Выбрать главу

Кроме того, можно заметить, что само слово «благодать» в древнерусском языке не обладало точным богословским смыслом, а употреблялось, скорее, в смысле общих даров Божиих. Мы уже видели, что величайший из русских писателей Иларион употреблял это слово не в том смысле, который придавал ему апостол Павел, а в том, в котором его употреблял апостол Иоанн. Что касается благодати как помощи или содействия Бога, то полагалось, что она доступна каждому, так как Божественное «домостроительство» спасения охватывает все человечество. Как это будет видно далее, мысль об особом призвании и особых дарах получила развитие на Руси скорее в связи с национальной, а не личной жизнью.

Эта система христианской этики, адресованная мирянам, изложенная в греко–славянских трактатах, допускает различные уровни глубины и не одинаковую степень строгости. Иногда нравственные наставления носят парадоксальный характер, в соответствии с евангельским или аскетическим источником. В «Стословце» чувствуется влияние монашества. Острая форма придает «духовную соль» даже общеизвестным христианским заповедям. Однако та же парадоксальность формы затрудняет практическое применение, особенно среди новообращенного языческого народа. Поэтому в русских сборниках предпочтение отдавалось простым, четким и ясным формулам, а не остроумным или более углубленным. Обилие общих мест рассматривалось как достоинство. Древняя Русь находила удовольствие в общих местах, в литературе кратких изречений и пословиц, казавшихся ей премудростью не только не скучной, но совершенно новой и вдохновляющей.

Необходимо сделать интересное наблюдение. Этика страха и любви, очищенная от парадоксальных христианских трактовок, легко сводится к ветхозаветному пониманию — но не к профетической религии Израиля, а к так называемой «литературе премудрости», включающей в себя «Притчи Соломоновы», «Экклезиаст», «Книгу Премудрости Соломона», «Книгу Премудрости Иисуса, сына Сирахова». Последние две книги, так называемые второканонические, принадлежат более позднему, эллинистическому иудаизму и не включаются в древнееврейский канон. Но Греческая Церковь, так же, как и Римская, не делала никакого различия между каноническими и второканоническими книгами Ветхого Завета. Поэтому во многих славянских этических трактатах присутствует ветхозаветный или «Сирахов» дух. Из всех библейских книг (включая и Новый Завет) наиболее популярной и наиболее часто цитируемой после Псалтыри была «Книга Премудрости Иисуса, сына Сирахова». При просмотре некоторых древних русских сборников, вроде «Изборника Святослава» 1076 г., остается впечатление, что в них царит ветхозаветный дух.
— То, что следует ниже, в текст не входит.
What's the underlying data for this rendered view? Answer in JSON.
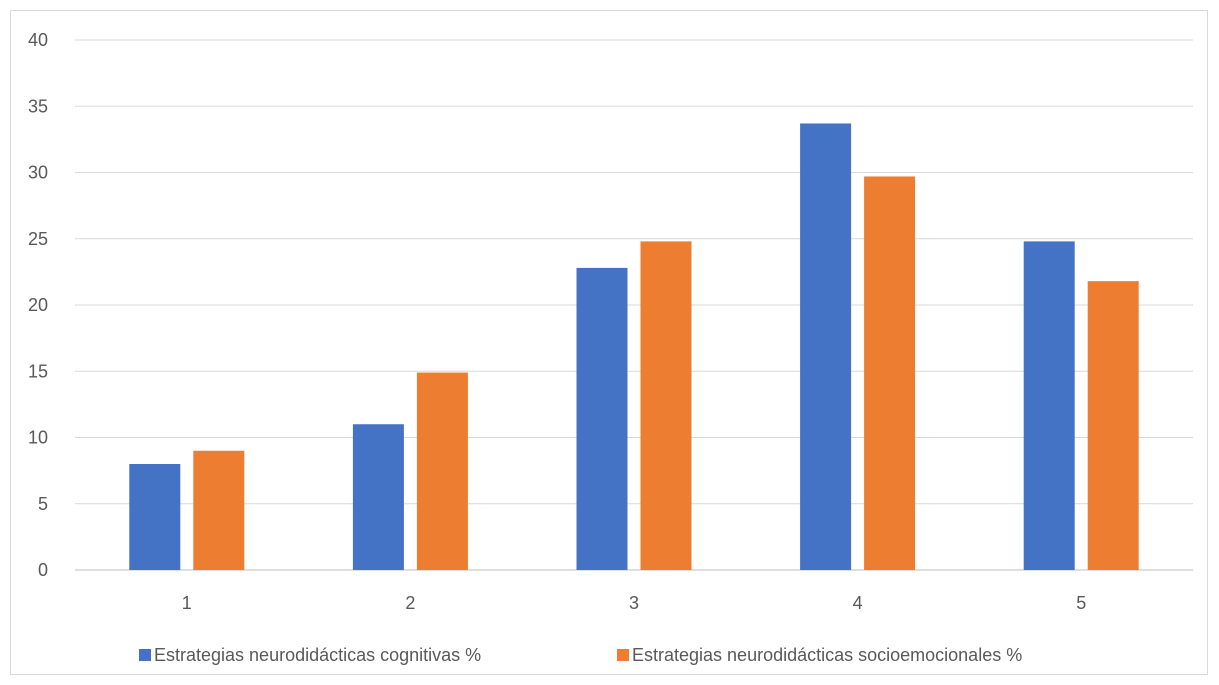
{
  "chart_data": {
    "type": "bar",
    "categories": [
      "1",
      "2",
      "3",
      "4",
      "5"
    ],
    "series": [
      {
        "name": "Estrategias neurodidácticas cognitivas %",
        "color": "#4472C4",
        "values": [
          8,
          11,
          22.8,
          33.7,
          24.8
        ]
      },
      {
        "name": "Estrategias neurodidácticas socioemocionales %",
        "color": "#ED7D31",
        "values": [
          9,
          14.9,
          24.8,
          29.7,
          21.8
        ]
      }
    ],
    "ylim": [
      0,
      40
    ],
    "yticks": [
      "0",
      "5",
      "10",
      "15",
      "20",
      "25",
      "30",
      "35",
      "40"
    ],
    "grid": true,
    "legend_position": "bottom"
  }
}
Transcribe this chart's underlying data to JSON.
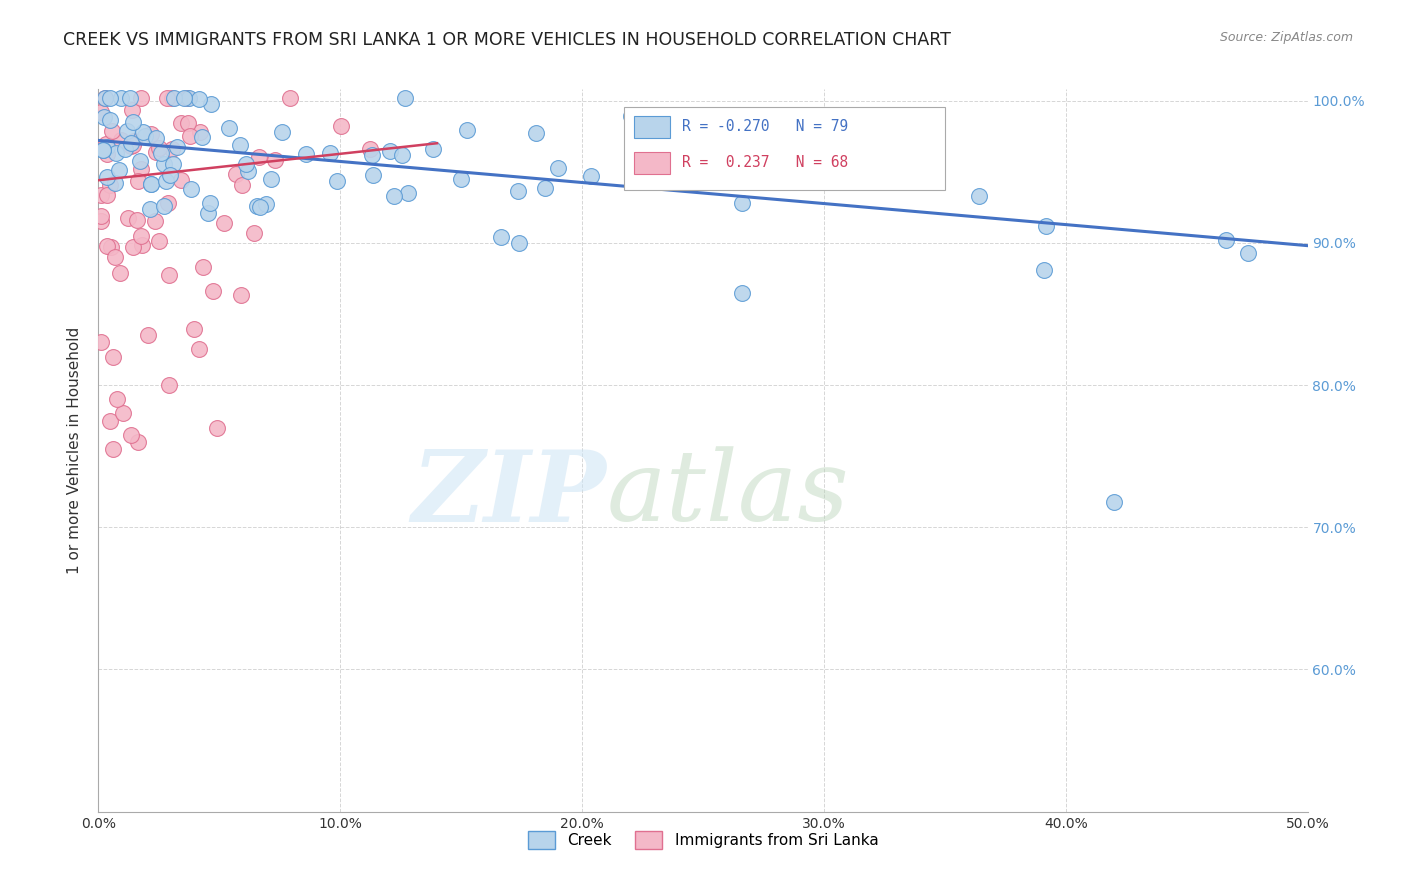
{
  "title": "CREEK VS IMMIGRANTS FROM SRI LANKA 1 OR MORE VEHICLES IN HOUSEHOLD CORRELATION CHART",
  "source": "Source: ZipAtlas.com",
  "ylabel": "1 or more Vehicles in Household",
  "xmin": 0.0,
  "xmax": 0.5,
  "ymin": 0.5,
  "ymax": 1.008,
  "creek_color": "#b8d4eb",
  "creek_edge_color": "#5b9bd5",
  "sri_lanka_color": "#f4b8c8",
  "sri_lanka_edge_color": "#e07090",
  "creek_R": -0.27,
  "creek_N": 79,
  "sri_lanka_R": 0.237,
  "sri_lanka_N": 68,
  "creek_line_color": "#4472c4",
  "sri_lanka_line_color": "#d04060",
  "creek_line_x0": 0.0,
  "creek_line_y0": 0.972,
  "creek_line_x1": 0.5,
  "creek_line_y1": 0.898,
  "srilanka_line_x0": 0.0,
  "srilanka_line_y0": 0.944,
  "srilanka_line_x1": 0.14,
  "srilanka_line_y1": 0.97
}
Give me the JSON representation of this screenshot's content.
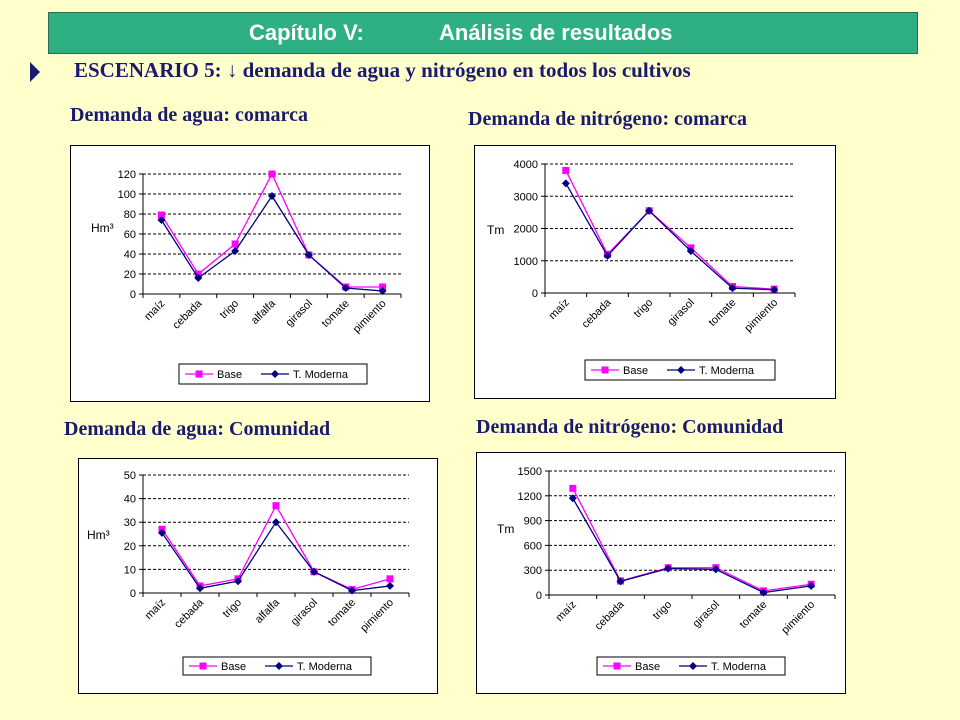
{
  "header": {
    "chapter": "Capítulo V:",
    "title": "Análisis de resultados"
  },
  "scenario": "ESCENARIO 5: ↓ demanda de agua y nitrógeno en todos los cultivos",
  "colors": {
    "base": "#FF00FF",
    "moderna": "#000080",
    "header_bg": "#2EB082",
    "title_text": "#1a1a6e"
  },
  "chart_data": [
    {
      "type": "line",
      "title": "Demanda de agua: comarca",
      "ylabel": "Hm³",
      "categories": [
        "maíz",
        "cebada",
        "trigo",
        "alfalfa",
        "girasol",
        "tomate",
        "pimiento"
      ],
      "yticks": [
        "0",
        "20",
        "40",
        "60",
        "80",
        "100",
        "120"
      ],
      "ylim": [
        0,
        120
      ],
      "series": [
        {
          "name": "Base",
          "values": [
            79,
            20,
            50,
            120,
            39,
            7,
            7
          ]
        },
        {
          "name": "T. Moderna",
          "values": [
            74,
            16,
            43,
            98,
            39,
            6,
            3
          ]
        }
      ]
    },
    {
      "type": "line",
      "title": "Demanda de nitrógeno: comarca",
      "ylabel": "Tm",
      "categories": [
        "maíz",
        "cebada",
        "trigo",
        "girasol",
        "tomate",
        "pimiento"
      ],
      "yticks": [
        "0",
        "1000",
        "2000",
        "3000",
        "4000"
      ],
      "ylim": [
        0,
        4000
      ],
      "series": [
        {
          "name": "Base",
          "values": [
            3800,
            1200,
            2550,
            1400,
            200,
            120
          ]
        },
        {
          "name": "T. Moderna",
          "values": [
            3400,
            1150,
            2550,
            1300,
            150,
            100
          ]
        }
      ]
    },
    {
      "type": "line",
      "title": "Demanda de agua: Comunidad",
      "ylabel": "Hm³",
      "categories": [
        "maíz",
        "cebada",
        "trigo",
        "alfalfa",
        "girasol",
        "tomate",
        "pimiento"
      ],
      "yticks": [
        "0",
        "10",
        "20",
        "30",
        "40",
        "50"
      ],
      "ylim": [
        0,
        50
      ],
      "series": [
        {
          "name": "Base",
          "values": [
            27,
            3,
            6,
            37,
            9,
            1.5,
            6
          ]
        },
        {
          "name": "T. Moderna",
          "values": [
            25.5,
            2,
            5,
            30,
            9,
            1,
            3
          ]
        }
      ]
    },
    {
      "type": "line",
      "title": "Demanda de nitrógeno: Comunidad",
      "ylabel": "Tm",
      "categories": [
        "maíz",
        "cebada",
        "trigo",
        "girasol",
        "tomate",
        "pimiento"
      ],
      "yticks": [
        "0",
        "300",
        "600",
        "900",
        "1200",
        "1500"
      ],
      "ylim": [
        0,
        1500
      ],
      "series": [
        {
          "name": "Base",
          "values": [
            1290,
            170,
            330,
            330,
            50,
            130
          ]
        },
        {
          "name": "T. Moderna",
          "values": [
            1170,
            165,
            320,
            310,
            30,
            110
          ]
        }
      ]
    }
  ]
}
Христианское влияние проявляется, главным образом, в большем акценте на таких добродетелях, как смирение и любовь. Но как только писатель, учитель или проповедник пытается выразить свое учение в краткой или упрощенной форме, он сводит все к древнееврейской формуле: страх Божий и любовь к ближнему. Цитаты из «Книги Премудрости» служат подтверждением этой «премудрости».
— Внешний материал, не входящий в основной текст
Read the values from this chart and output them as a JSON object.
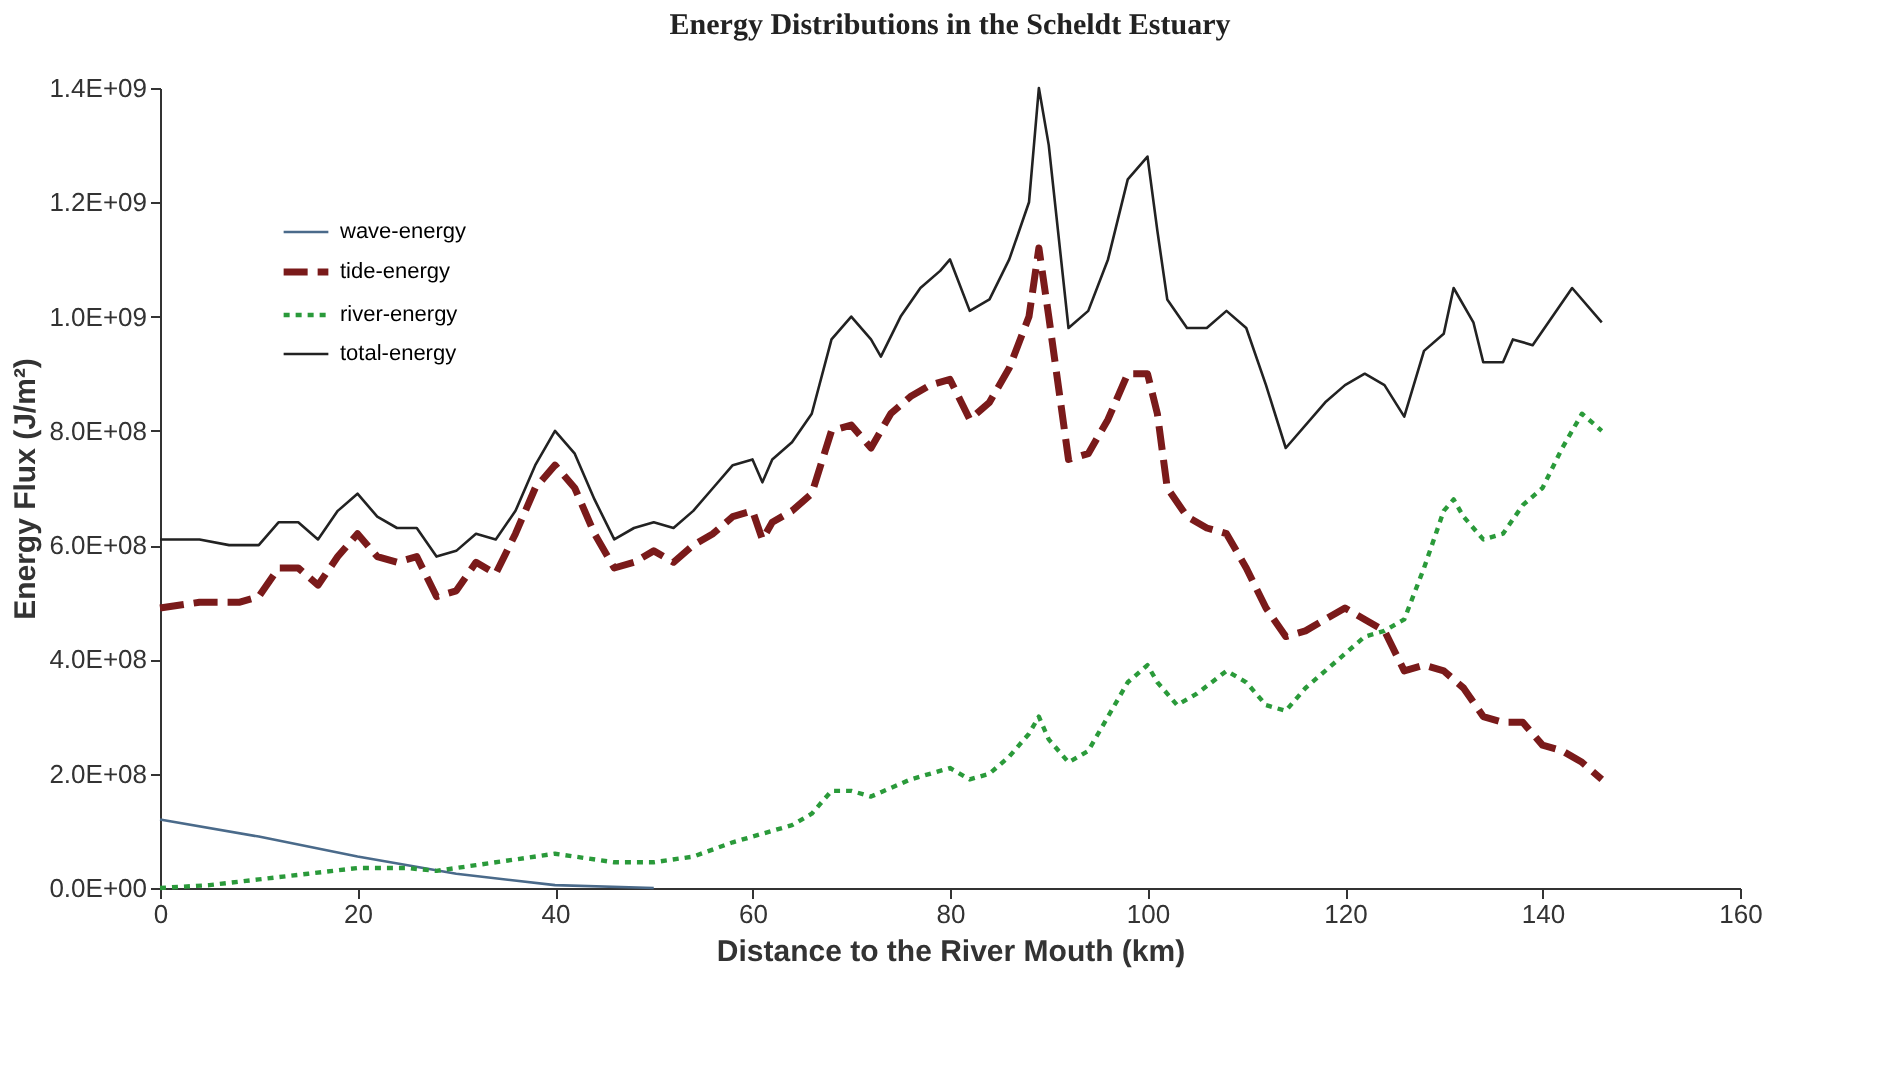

Эта приверженность к общим морализаторским местам, столь сильная в древнерусском обществе, в дальнейшем нашла духовную пищу в византийской антологии нравственных наставлений, известной под названием «Пчела» (Μέλισσα). Здесь библейские изречения (которые, в основном, преобладают) соседствуют с высказываниями святых отцов и, в заключение, с цитатами из Филона, Платона, Аристотеля и некоторых греческих поэтов. Последние были главным источником, по которому в Древней Руси знакомились с классической культурой. Для того, чтобы придать видимость единства этого разнородного материала, естественно, необходимо было свести его к некоторому общему среднему уровню. И этим уровнем был практический религиозный здравый смысл, наилучшим образом воплощенный в литературе «премудрости».